Kaplan-Meier and Cox proportional hazards analyses were computed using MedCalc version 184.108.40.206 (http://www.medcalc.be/). For Kaplan-Meier analysis of the individual signature genes, patients were stratified into quartiles for expression of each marker and survival curves were computed. For Cox proportional hazards analysis, all variables were entered into the model in a single step. The Chi-squared statistic was used to assess the relationship between time and all covariates in the model and the significance level (p) was <0.05 for all tests reported. For the dataset of van de Vijver etal., overall survival was used as an endpoint and 295 patients were included in the analysis. For the dataset of Wang et al., relapse was used as an endpoint and 286 patients were included in the analysis. For the dataset of Sorlie et al., relapse was used as an endpoint and 118 patients were included in the analysis.

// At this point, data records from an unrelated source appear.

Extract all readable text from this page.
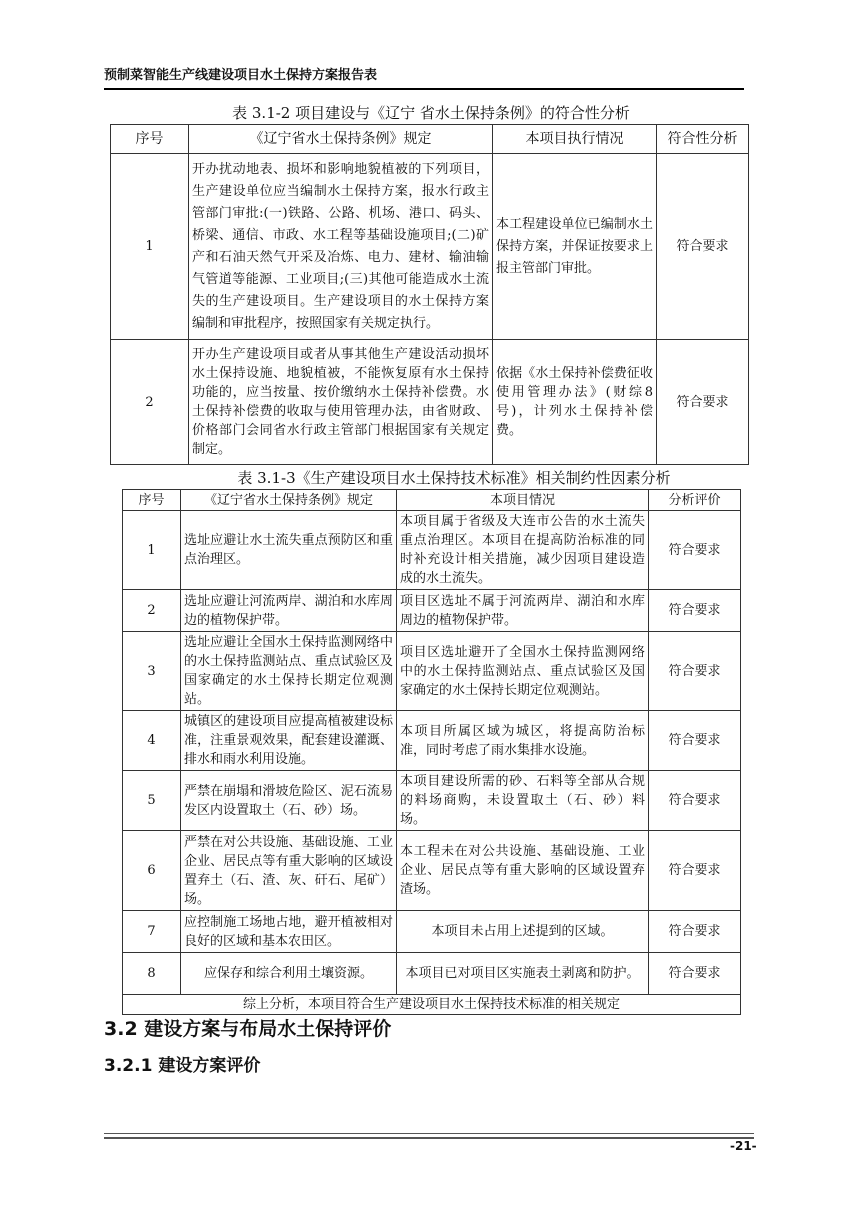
预制菜智能生产线建设项目水土保持方案报告表
表 3.1-2 项目建设与《辽宁 省水土保持条例》的符合性分析
序号	《辽宁省水土保持条例》规定	本项目执行情况	符合性分析
1	开办扰动地表、损坏和影响地貌植被的下列项目，生产建设单位应当编制水土保持方案，报水行政主管部门审批:(一)铁路、公路、机场、港口、码头、桥梁、通信、市政、水工程等基础设施项目;(二)矿产和石油天然气开采及冶炼、电力、建材、输油输气管道等能源、工业项目;(三)其他可能造成水土流失的生产建设项目。生产建设项目的水土保持方案编制和审批程序，按照国家有关规定执行。	本工程建设单位已编制水土保持方案，并保证按要求上报主管部门审批。	符合要求
2	开办生产建设项目或者从事其他生产建设活动损坏水土保持设施、地貌植被，不能恢复原有水土保持功能的，应当按量、按价缴纳水土保持补偿费。水土保持补偿费的收取与使用管理办法，由省财政、价格部门会同省水行政主管部门根据国家有关规定制定。	依据《水土保持补偿费征收使用管理办法》(财综8号)，计列水土保持补偿费。	符合要求
表 3.1-3《生产建设项目水土保持技术标准》相关制约性因素分析
序号	《辽宁省水土保持条例》规定	本项目情况	分析评价
1	选址应避让水土流失重点预防区和重点治理区。	本项目属于省级及大连市公告的水土流失重点治理区。本项目在提高防治标准的同时补充设计相关措施，减少因项目建设造成的水土流失。	符合要求
2	选址应避让河流两岸、湖泊和水库周边的植物保护带。	项目区选址不属于河流两岸、湖泊和水库周边的植物保护带。	符合要求
3	选址应避让全国水土保持监测网络中的水土保持监测站点、重点试验区及国家确定的水土保持长期定位观测站。	项目区选址避开了全国水土保持监测网络中的水土保持监测站点、重点试验区及国家确定的水土保持长期定位观测站。	符合要求
4	城镇区的建设项目应提高植被建设标准，注重景观效果，配套建设灌溉、排水和雨水利用设施。	本项目所属区域为城区，将提高防治标准，同时考虑了雨水集排水设施。	符合要求
5	严禁在崩塌和滑坡危险区、泥石流易发区内设置取土（石、砂）场。	本项目建设所需的砂、石料等全部从合规的料场商购，未设置取土（石、砂）料场。	符合要求
6	严禁在对公共设施、基础设施、工业企业、居民点等有重大影响的区域设置弃土（石、渣、灰、矸石、尾矿）场。	本工程未在对公共设施、基础设施、工业企业、居民点等有重大影响的区域设置弃渣场。	符合要求
7	应控制施工场地占地，避开植被相对良好的区域和基本农田区。	本项目未占用上述提到的区域。	符合要求
8	应保存和综合利用土壤资源。	本项目已对项目区实施表土剥离和防护。	符合要求
综上分析，本项目符合生产建设项目水土保持技术标准的相关规定			
3.2 建设方案与布局水土保持评价
3.2.1 建设方案评价
-21-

ER status was clinically determined for the Wang, Sorlie, and van de Vijver datasets. Numbers of patient samples included in this study for the Sorlie dataset were ER negative n = 31, ER positive n = 81. The remaining 9 patients with unknown status were not included. For the Wang dataset, ER negative n = 77, ER positive n = 209. For the van de Vijver dataset, ER negative n = 69, ER positive n = 226. Welch t-tests were performed using GeneSpring GX 7.3 to compare log e transformed expression levels of the 3D signature genes in ER positive versus ER negative tumors samples. A Benjamini and Hochberg false discovery rate multigene correction was applied.

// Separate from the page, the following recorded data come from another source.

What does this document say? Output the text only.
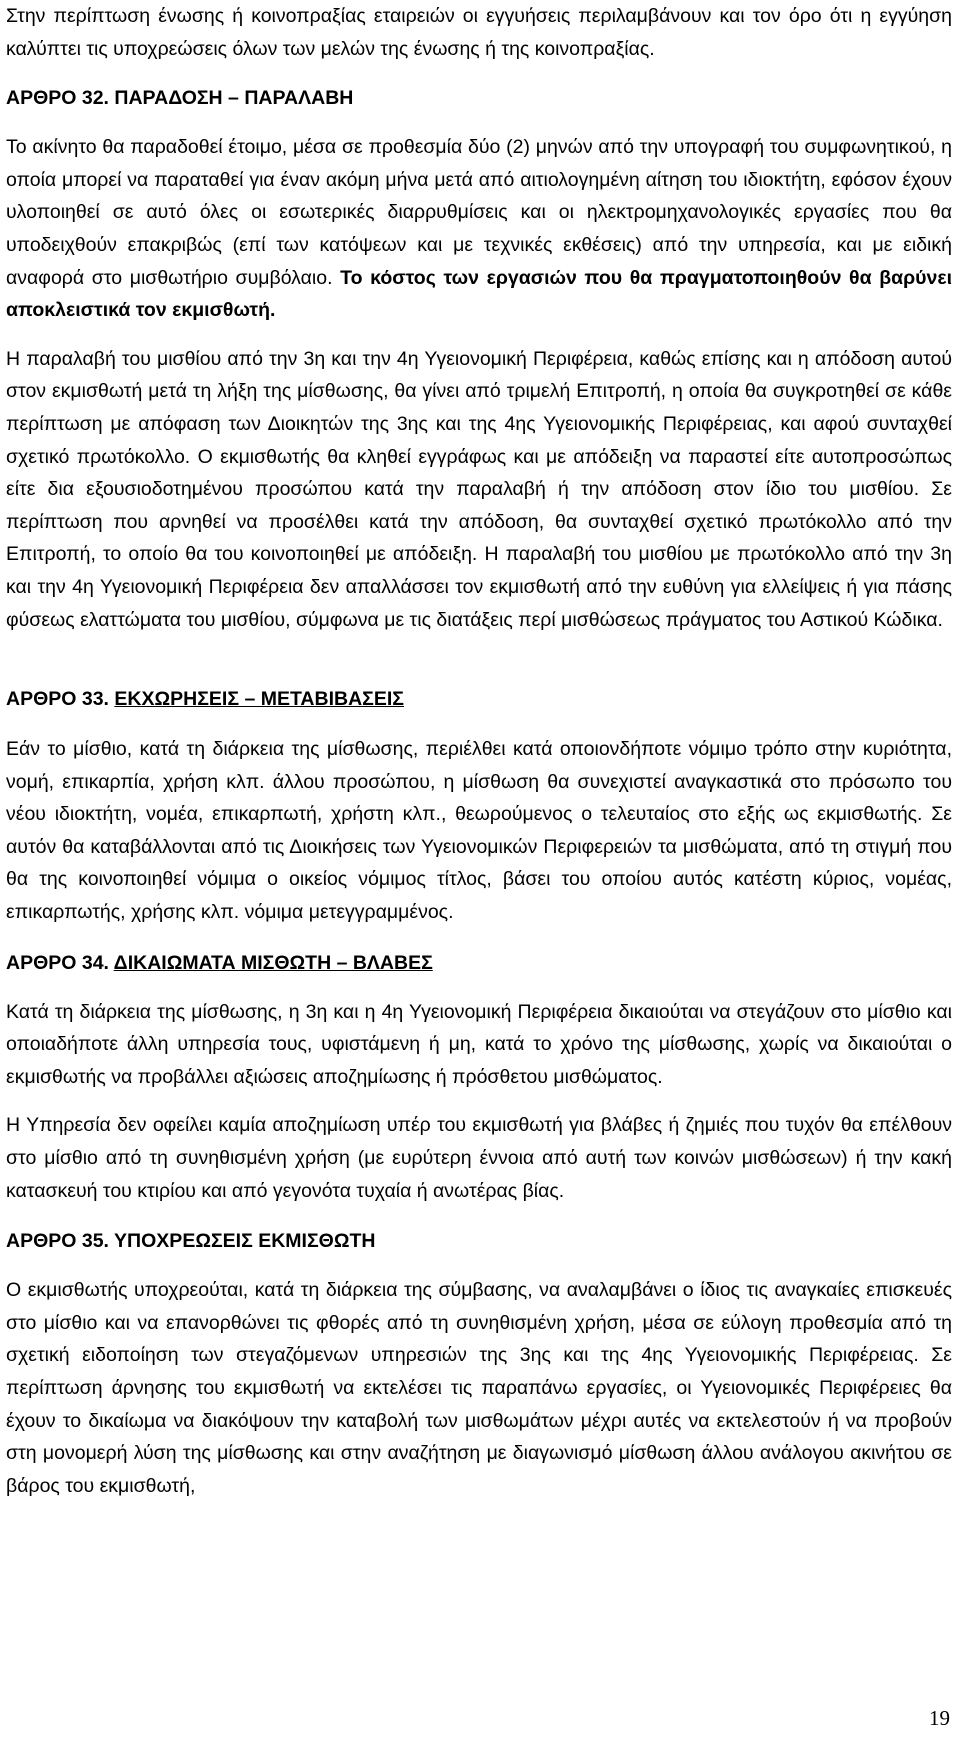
Στην περίπτωση ένωσης ή κοινοπραξίας εταιρειών οι εγγυήσεις περιλαμβάνουν και τον όρο ότι η εγγύηση καλύπτει τις υποχρεώσεις όλων των μελών της ένωσης ή της κοινοπραξίας.

ΑΡΘΡΟ 32. ΠΑΡΑΔΟΣΗ – ΠΑΡΑΛΑΒΗ

Το ακίνητο θα παραδοθεί έτοιμο, μέσα σε προθεσμία δύο (2) μηνών από την υπογραφή του συμφωνητικού, η οποία μπορεί να παραταθεί για έναν ακόμη μήνα μετά από αιτιολογημένη αίτηση του ιδιοκτήτη, εφόσον έχουν υλοποιηθεί σε αυτό όλες οι εσωτερικές διαρρυθμίσεις και οι ηλεκτρομηχανολογικές εργασίες που θα υποδειχθούν επακριβώς (επί των κατόψεων και με τεχνικές εκθέσεις) από την υπηρεσία, και με ειδική αναφορά στο μισθωτήριο συμβόλαιο. Το κόστος των εργασιών που θα πραγματοποιηθούν θα βαρύνει αποκλειστικά τον εκμισθωτή.

Η παραλαβή του μισθίου από την 3η και την 4η Υγειονομική Περιφέρεια, καθώς επίσης και η απόδοση αυτού στον εκμισθωτή μετά τη λήξη της μίσθωσης, θα γίνει από τριμελή Επιτροπή, η οποία θα συγκροτηθεί σε κάθε περίπτωση με απόφαση των Διοικητών της 3ης και της 4ης Υγειονομικής Περιφέρειας, και αφού συνταχθεί σχετικό πρωτόκολλο. Ο εκμισθωτής θα κληθεί εγγράφως και με απόδειξη να παραστεί είτε αυτοπροσώπως είτε δια εξουσιοδοτημένου προσώπου κατά την παραλαβή ή την απόδοση στον ίδιο του μισθίου. Σε περίπτωση που αρνηθεί να προσέλθει κατά την απόδοση, θα συνταχθεί σχετικό πρωτόκολλο από την Επιτροπή, το οποίο θα του κοινοποιηθεί με απόδειξη. Η παραλαβή του μισθίου με πρωτόκολλο από την 3η και την 4η Υγειονομική Περιφέρεια δεν απαλλάσσει τον εκμισθωτή από την ευθύνη για ελλείψεις ή για πάσης φύσεως ελαττώματα του μισθίου, σύμφωνα με τις διατάξεις περί μισθώσεως πράγματος του Αστικού Κώδικα.

ΑΡΘΡΟ 33. ΕΚΧΩΡΗΣΕΙΣ – ΜΕΤΑΒΙΒΑΣΕΙΣ

Εάν το μίσθιο, κατά τη διάρκεια της μίσθωσης, περιέλθει κατά οποιονδήποτε νόμιμο τρόπο στην κυριότητα, νομή, επικαρπία, χρήση κλπ. άλλου προσώπου, η μίσθωση θα συνεχιστεί αναγκαστικά στο πρόσωπο του νέου ιδιοκτήτη, νομέα, επικαρπωτή, χρήστη κλπ., θεωρούμενος ο τελευταίος στο εξής ως εκμισθωτής. Σε αυτόν θα καταβάλλονται από τις Διοικήσεις των Υγειονομικών Περιφερειών τα μισθώματα, από τη στιγμή που θα της κοινοποιηθεί νόμιμα ο οικείος νόμιμος τίτλος, βάσει του οποίου αυτός κατέστη κύριος, νομέας, επικαρπωτής, χρήσης κλπ. νόμιμα μετεγγραμμένος.

ΑΡΘΡΟ 34. ΔΙΚΑΙΩΜΑΤΑ ΜΙΣΘΩΤΗ – ΒΛΑΒΕΣ

Κατά τη διάρκεια της μίσθωσης, η 3η και η 4η Υγειονομική Περιφέρεια δικαιούται να στεγάζουν στο μίσθιο και οποιαδήποτε άλλη υπηρεσία τους, υφιστάμενη ή μη, κατά το χρόνο της μίσθωσης, χωρίς να δικαιούται ο εκμισθωτής να προβάλλει αξιώσεις αποζημίωσης ή πρόσθετου μισθώματος.

Η Υπηρεσία δεν οφείλει καμία αποζημίωση υπέρ του εκμισθωτή για βλάβες ή ζημιές που τυχόν θα επέλθουν στο μίσθιο από τη συνηθισμένη χρήση (με ευρύτερη έννοια από αυτή των κοινών μισθώσεων) ή την κακή κατασκευή του κτιρίου και από γεγονότα τυχαία ή ανωτέρας βίας.

ΑΡΘΡΟ 35. ΥΠΟΧΡΕΩΣΕΙΣ ΕΚΜΙΣΘΩΤΗ

Ο εκμισθωτής υποχρεούται, κατά τη διάρκεια της σύμβασης, να αναλαμβάνει ο ίδιος τις αναγκαίες επισκευές στο μίσθιο και να επανορθώνει τις φθορές από τη συνηθισμένη χρήση, μέσα σε εύλογη προθεσμία από τη σχετική ειδοποίηση των στεγαζόμενων υπηρεσιών της 3ης και της 4ης Υγειονομικής Περιφέρειας. Σε περίπτωση άρνησης του εκμισθωτή να εκτελέσει τις παραπάνω εργασίες, οι Υγειονομικές Περιφέρειες θα έχουν το δικαίωμα να διακόψουν την καταβολή των μισθωμάτων μέχρι αυτές να εκτελεστούν ή να προβούν στη μονομερή λύση της μίσθωσης και στην αναζήτηση με διαγωνισμό μίσθωση άλλου ανάλογου ακινήτου σε βάρος του εκμισθωτή,

19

We have previously used a novel unsupervised approach to identify a set of 22 genes that predict prognosis of breast cancer patients . This signature included genes that were down-regulated during breast epithelial cell acinar formation in 3D cultures in laminin-rich extracellular matrix (3D lrECM). Identities, Affymetrix IDs, GeneBank accession numbers, and biological functions of these genes are tabulated (Table S1).

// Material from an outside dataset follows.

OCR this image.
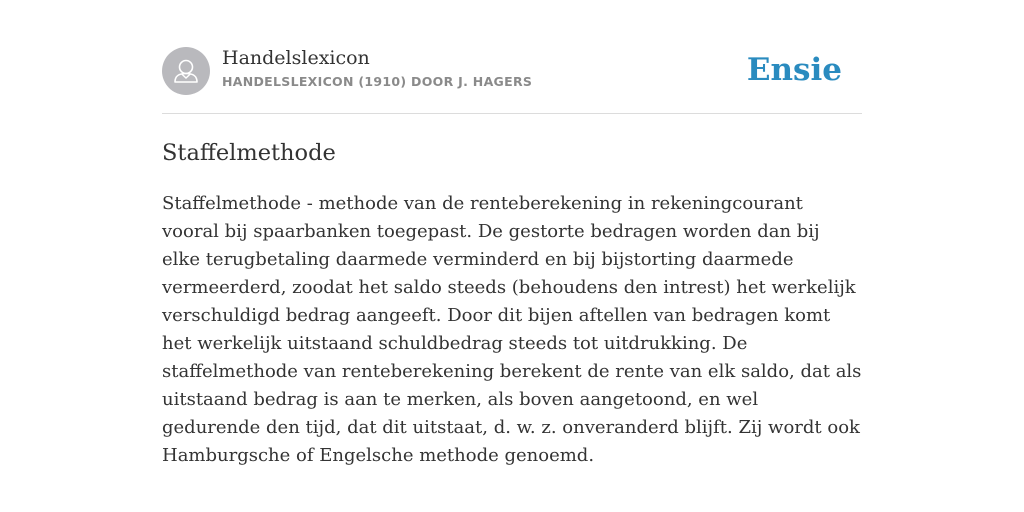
Handelslexicon
HANDELSLEXICON (1910) DOOR J. HAGERS	Ensie
Staffelmethode

Staffelmethode - methode van de renteberekening in rekeningcourant vooral bij spaarbanken toegepast. De gestorte bedragen worden dan bij elke terugbetaling daarmede verminderd en bij bijstorting daarmede vermeerderd, zoodat het saldo steeds (behoudens den intrest) het werkelijk verschuldigd bedrag aangeeft. Door dit bijen aftellen van bedragen komt het werkelijk uitstaand schuldbedrag steeds tot uitdrukking. De staffelmethode van renteberekening berekent de rente van elk saldo, dat als uitstaand bedrag is aan te merken, als boven aangetoond, en wel gedurende den tijd, dat dit uitstaat, d. w. z. onveranderd blijft. Zij wordt ook Hamburgsche of Engelsche methode genoemd.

To further assess the utility of this 3D-signature, we have used three large independent breast cancer microarray datasets, which include annotated microarray data and associated clinical information. The dataset of Wang et al., includes data from 286 breast cancer patients while that of Sorlie, et al. (Stanford/Norway) includes data from 118 breast cancer patients, and 4 normal breast tissue samples. Our previous studies of the 3D-signature made use of the dataset 295 patients of van de Vijver, et al., but did not evaluate prognostic accuracy . This dataset is further evaluated here. Together these datasets represent a total of 699 patients. Numerous differences exist between the datasets. Most notably, the patients were selected by different institutions using different admittance criteria. Database criteria are tabulated (Table S2).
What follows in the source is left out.